From:
Mark Cassino
> William Robb wrote:
>
>> You'all just don't seem to be getting it.
>
> OK - so when a superior technology comes along, the old technology 
> dies off and is gone completely.
>
> Like horse drawn buggies (replaced by automobiles):
>
> http://www.liveryone.net/
>
> Bows and arrows (replaced by guns):
>
> http://www.huntersfriend.com/2007-Bow-Reviews/bow-specifications-charts-main.htm
>  
>
>
> Hand woven fabric replaced by mass produced material:
>
> http://www.camillavalleyfarm.com/other/weavingguilds.htm
>
> Flint and steel (replaced by matches):
>
> http://www.survivalschool.com/products/fire_starting/Flint_&_Steel%20Kits.htm 
>
>
> Oil lamps were replaced by candles which were replace by gas light 
> which were replaced by electric light. (Good thing since oil lamps are 
> a 10,000 year old technology.)
>
> http://www.oillampman.com/
>
> Books, movies, and radio - replaced by TV:
>
> Oh shoot, I guess the Internet has killed off all those plus TV...
>
> Folks don't ride horses to work any more (after all, its a 6,000 year 
> old technology). But I schlepped by the KKK rally held in downtown 
> Kalamazoo yesterday - and there were a couple dozen cops on horseback 
> working the crowd. So the practical application of horses has not gone 
> away.
>
> No one expects film to play the same role that it played in 1975. In 
> the near future it will not be a mainstream technology.
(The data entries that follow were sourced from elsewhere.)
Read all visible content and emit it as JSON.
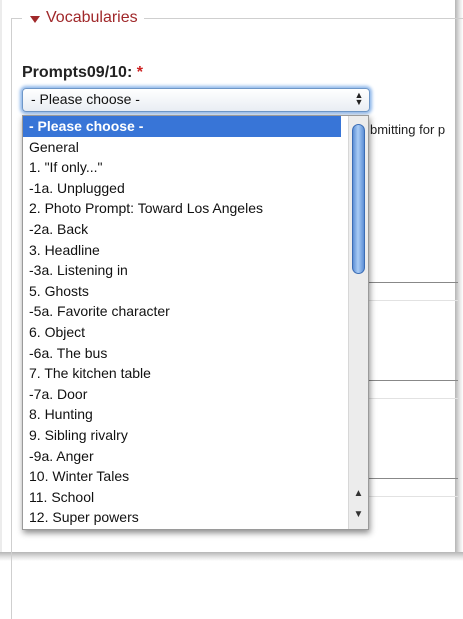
{
  "fieldset": {
    "legend": "Vocabularies"
  },
  "field": {
    "label": "Prompts09/10:",
    "required_mark": "*"
  },
  "select": {
    "value": "- Please choose -",
    "arrows_icon": "up-down-arrows-icon"
  },
  "background": {
    "partial_text": "bmitting for p"
  },
  "dropdown": {
    "selected_index": 0,
    "options": [
      "- Please choose -",
      "General",
      "1. \"If only...\"",
      "-1a. Unplugged",
      "2. Photo Prompt: Toward Los Angeles",
      "-2a. Back",
      "3. Headline",
      "-3a. Listening in",
      "5. Ghosts",
      "-5a. Favorite character",
      "6. Object",
      "-6a. The bus",
      "7. The kitchen table",
      "-7a. Door",
      "8. Hunting",
      "9. Sibling rivalry",
      "-9a. Anger",
      "10. Winter Tales",
      "11. School",
      "12. Super powers"
    ]
  },
  "colors": {
    "legend": "#a0282a",
    "required": "#cc1f1f",
    "selection": "#3875d7",
    "focus_ring": "#8eb7ea"
  }
}
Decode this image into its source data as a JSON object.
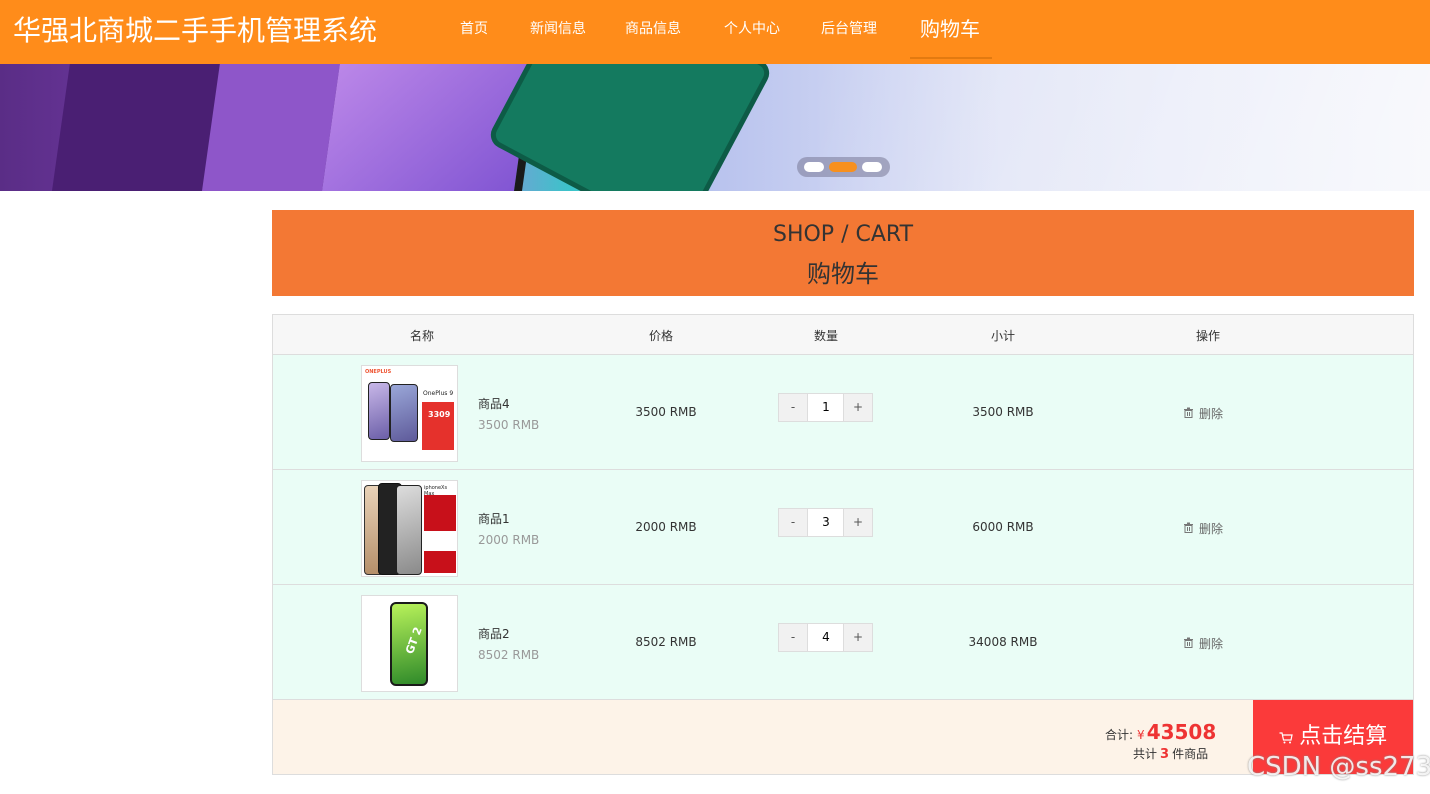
{
  "app": {
    "logo": "华强北商城二手手机管理系统"
  },
  "nav": {
    "items": [
      "首页",
      "新闻信息",
      "商品信息",
      "个人中心",
      "后台管理",
      "购物车"
    ],
    "active_index": 5
  },
  "banner": {
    "slides": 3,
    "active_slide": 1
  },
  "section": {
    "title_en": "SHOP / CART",
    "title_cn": "购物车"
  },
  "table": {
    "headers": [
      "名称",
      "价格",
      "数量",
      "小计",
      "操作"
    ]
  },
  "cart": {
    "items": [
      {
        "name": "商品4",
        "price_sub": "3500 RMB",
        "price": "3500 RMB",
        "qty": "1",
        "subtotal": "3500 RMB",
        "delete_label": "删除",
        "thumb_text": "OnePlus 9",
        "thumb_badge": "ONEPLUS",
        "thumb_price": "3309"
      },
      {
        "name": "商品1",
        "price_sub": "2000 RMB",
        "price": "2000 RMB",
        "qty": "3",
        "subtotal": "6000 RMB",
        "delete_label": "删除",
        "thumb_text": "iphoneXs Max"
      },
      {
        "name": "商品2",
        "price_sub": "8502 RMB",
        "price": "8502 RMB",
        "qty": "4",
        "subtotal": "34008 RMB",
        "delete_label": "删除",
        "thumb_text": "GT 2"
      }
    ],
    "minus_label": "-",
    "plus_label": "+"
  },
  "summary": {
    "total_label": "合计:",
    "currency": "¥",
    "total_amount": "43508",
    "count_prefix": "共计",
    "count": "3",
    "count_suffix": "件商品",
    "checkout_label": "点击结算"
  },
  "watermark": "CSDN @ss273",
  "colors": {
    "header": "#ff8c1a",
    "section": "#f37834",
    "row_bg": "#eafdf6",
    "footer_bg": "#fdf3e8",
    "checkout": "#fb3a3a",
    "accent_red": "#ee3333"
  }
}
People who 
> don't see an advantage to it, or who don't have the time, knowledge, 
> or resources to utilize it - won't use it. People won't be able to pop 
> by the local drug store and get film developed. But that's not the 
> same as it being gone completely, totally, eradicated.
>
> Advancing technology limits old technology, makes it more expensive, 
> drives it into specialized niches, but there is little historical 
> evidence to suggest that old technologies die off and are eradicated, 
> unless you start dealing in minutia like beta video tapes, cylinder 
> records, 8 track tapes, etc - which are not really categories of 
> technologies but rather very limited applications of them.  That's 
> sort of like saying that steam powered locomotives disappeared so, of 
> course, all railroads have gone.
>
> Some form of film will last forever. Or least least as long as flint 
> and steel, oil lamps, and horses. And just as we once lived in a 
> society were everyone saw horses first hand every day, and now they 
> are a rarity, film will become a rarity. But it won't disappear.
>
> Cripes - there are still people taking daguerreotypes these days, 
> mercury poisoning or no... 

Well said.

Steam powered locomotives haven't disappeared entirely, mostly just 
removed to tourist railroads, where they're enjoying a revival of sorts 
- at least it seems there are more working steam lines today than there 
were 10 years ago. Maybe they were there all along, and the inter-net 
just makes it easier for me to find them.

And there's a guy down the road apiece from here who's making a good 
living doing wet plate colloidian photography.